His life was interrupted by health problems, and by travels to art exhibitions.
Romain Rolland and the Politics of Intellectual Engagement
His voyage to Moscow , on the invitation of Maxim Gorky, was an opportunity to meet Joseph Stalin, whom he considered the greatest man of his time. During the occupation, he isolated himself in complete solitude. Never stopping his work, in , he finished his memoirs. He also placed the finishing touches on his musical research on the life of Ludwig van Beethoven.
Zweig profoundly admired Rolland, of whom he once said to be: "the moral consciousness of Europe" during the years of turmoil and War in Europe. Freud opened his next book Civilization and its Discontents with a debate on the nature of this feeling, which he mentioned had been noted to him by an anonymous "friend". This friend was Rolland. Rolland would remain a major influence on Freud's work, continuing their correspondence right up to Freud's death in For with the latter, it is at least admitted that suffering is evil and that the person who causes it is a criminal.
But thousands of animals are uselessly butchered every day without a shadow of remorse. If any person were to refer to it, they would be thought ridiculous. And that is the unpardonable crime. That alone is the justification of all that humans may suffer. It cries vengeance upon all the human race. If God exists and tolerates it, it cries vengeance upon God. For more than 30 centuries, the tree of vision, with all its thousand branches and their millions of twigs, has sprung from this torrid land, the burning womb of the Gods.
It renews itself tirelessly showing no signs of decay. It possesses absolute liberty and unrivalled courage among religions with regard to the facts to be observed and the diverse hypotheses it has laid down for their coordination. Never having been hampered by a priestly order, each man has been entirely free to search wherever he pleased for the spiritual explanation of the spectacle of the universe. It would be more true to say that there are some who are more dead than the dead.
In any case there are old things which are still young. But I don't believe it. What has been good once never is good again. Revolt In English, first four volumes published in one. Republished in L'Esprit libre. Geneva, Cahier 3. Richard Strauss et Romain Rolland. Correspondance et fragments du Journal. Cahier 4. Cahier 5. Cette Ame ardente.
Cahier 6. Printemps Romain. Cahier 7. Cahier 8. Cahier 9.
Cahier Rabindranath Tagore et Romain Rolland. Ces Jours lointains. Deux Hommes se rencontrent.
Romain Rolland et le mouvement florentin de "la Voce. Edited by Henri Giordan. Choix de lettres de Romain Rolland — Gandhi et Romain Rolland. Correspondance, extraits du Journal et textes divers. Hermann Hesse et Romain Rolland. Correspondance, fragments du Journal et textes divers. Pour l'honneur de l'esprit. Jean-Christophe et Armel. Correspondance de Romain Rolland et de Jean Bodin.

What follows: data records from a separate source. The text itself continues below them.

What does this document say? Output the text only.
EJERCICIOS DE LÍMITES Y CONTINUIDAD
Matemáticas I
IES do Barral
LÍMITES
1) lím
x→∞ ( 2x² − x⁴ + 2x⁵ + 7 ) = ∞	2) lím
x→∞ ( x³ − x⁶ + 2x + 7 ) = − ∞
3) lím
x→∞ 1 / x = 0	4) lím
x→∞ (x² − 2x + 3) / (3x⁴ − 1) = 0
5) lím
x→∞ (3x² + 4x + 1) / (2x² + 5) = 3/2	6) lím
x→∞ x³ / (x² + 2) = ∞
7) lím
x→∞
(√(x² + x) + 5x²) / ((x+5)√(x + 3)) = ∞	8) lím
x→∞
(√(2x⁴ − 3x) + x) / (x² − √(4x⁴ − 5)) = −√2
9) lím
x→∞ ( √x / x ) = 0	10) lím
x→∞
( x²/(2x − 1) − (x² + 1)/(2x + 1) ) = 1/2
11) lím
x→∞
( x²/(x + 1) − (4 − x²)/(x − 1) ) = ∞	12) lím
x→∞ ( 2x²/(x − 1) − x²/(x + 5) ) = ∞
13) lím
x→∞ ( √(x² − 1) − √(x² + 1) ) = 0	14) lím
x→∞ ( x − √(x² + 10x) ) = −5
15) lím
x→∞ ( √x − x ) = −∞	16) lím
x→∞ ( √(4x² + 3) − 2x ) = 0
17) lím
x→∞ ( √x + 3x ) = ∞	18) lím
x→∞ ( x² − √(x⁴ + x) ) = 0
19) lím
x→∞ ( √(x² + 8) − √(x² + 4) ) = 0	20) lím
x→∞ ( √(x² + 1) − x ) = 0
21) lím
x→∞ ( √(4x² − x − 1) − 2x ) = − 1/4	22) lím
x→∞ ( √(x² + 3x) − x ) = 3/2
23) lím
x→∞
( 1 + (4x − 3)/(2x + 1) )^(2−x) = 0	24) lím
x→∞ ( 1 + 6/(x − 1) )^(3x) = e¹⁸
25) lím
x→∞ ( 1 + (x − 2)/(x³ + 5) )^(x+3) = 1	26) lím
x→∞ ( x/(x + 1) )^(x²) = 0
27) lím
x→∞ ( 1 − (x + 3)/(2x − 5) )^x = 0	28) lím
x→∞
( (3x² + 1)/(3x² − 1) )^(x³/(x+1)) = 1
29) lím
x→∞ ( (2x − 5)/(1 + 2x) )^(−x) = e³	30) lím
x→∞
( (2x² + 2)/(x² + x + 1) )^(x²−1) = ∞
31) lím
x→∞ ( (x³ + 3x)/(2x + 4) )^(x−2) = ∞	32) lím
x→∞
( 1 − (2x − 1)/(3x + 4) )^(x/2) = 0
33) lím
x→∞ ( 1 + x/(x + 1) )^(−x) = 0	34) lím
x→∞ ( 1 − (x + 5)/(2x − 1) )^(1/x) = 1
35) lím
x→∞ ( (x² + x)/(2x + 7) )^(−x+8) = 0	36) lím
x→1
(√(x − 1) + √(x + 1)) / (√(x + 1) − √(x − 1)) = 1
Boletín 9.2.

Lyons, Edited by Jacques Robichez. Richard Strauss and Romain Rolland, Correspondence. Edited by Rollo Meyers. Berkeley, California, Bon Voisinage. Edmond Privat et Romain Rolland. Edited by Pierre Hirsch. Valence, Georges Anquetil. Essai sur Romain Rolland. Ernst Robert Curtius. Die literarischen Wegbereiter des neuen Frankreich. Potsdam, Pierre Grappin. Le Bund neues Vaterland — , ses rapports avec R. Lyons and Paris, Werner Ilberg. Traum und Tat. Halle, La Psychologie des peuples allemand et juif dans les romans de Romain Rolland.
Grasset, , p. Oui et non. Ombre de Raymond Queneau, que nous veux-tu? Hugo III. Est-ce au moins de la bonne vulgarisation? Hugo IV.
Hugo V. Hugo VI. Hugo VII. Hugo VIII. Hugo IX. Un seul exemple suffira.
Hugo X. Victor Hugo. On attend avec impatience la suite. Florence R. Loti I. Loti II.
Et dans tous les accoutrements. Malcom de Chazal. Man Ray. Hautement jubilatoire.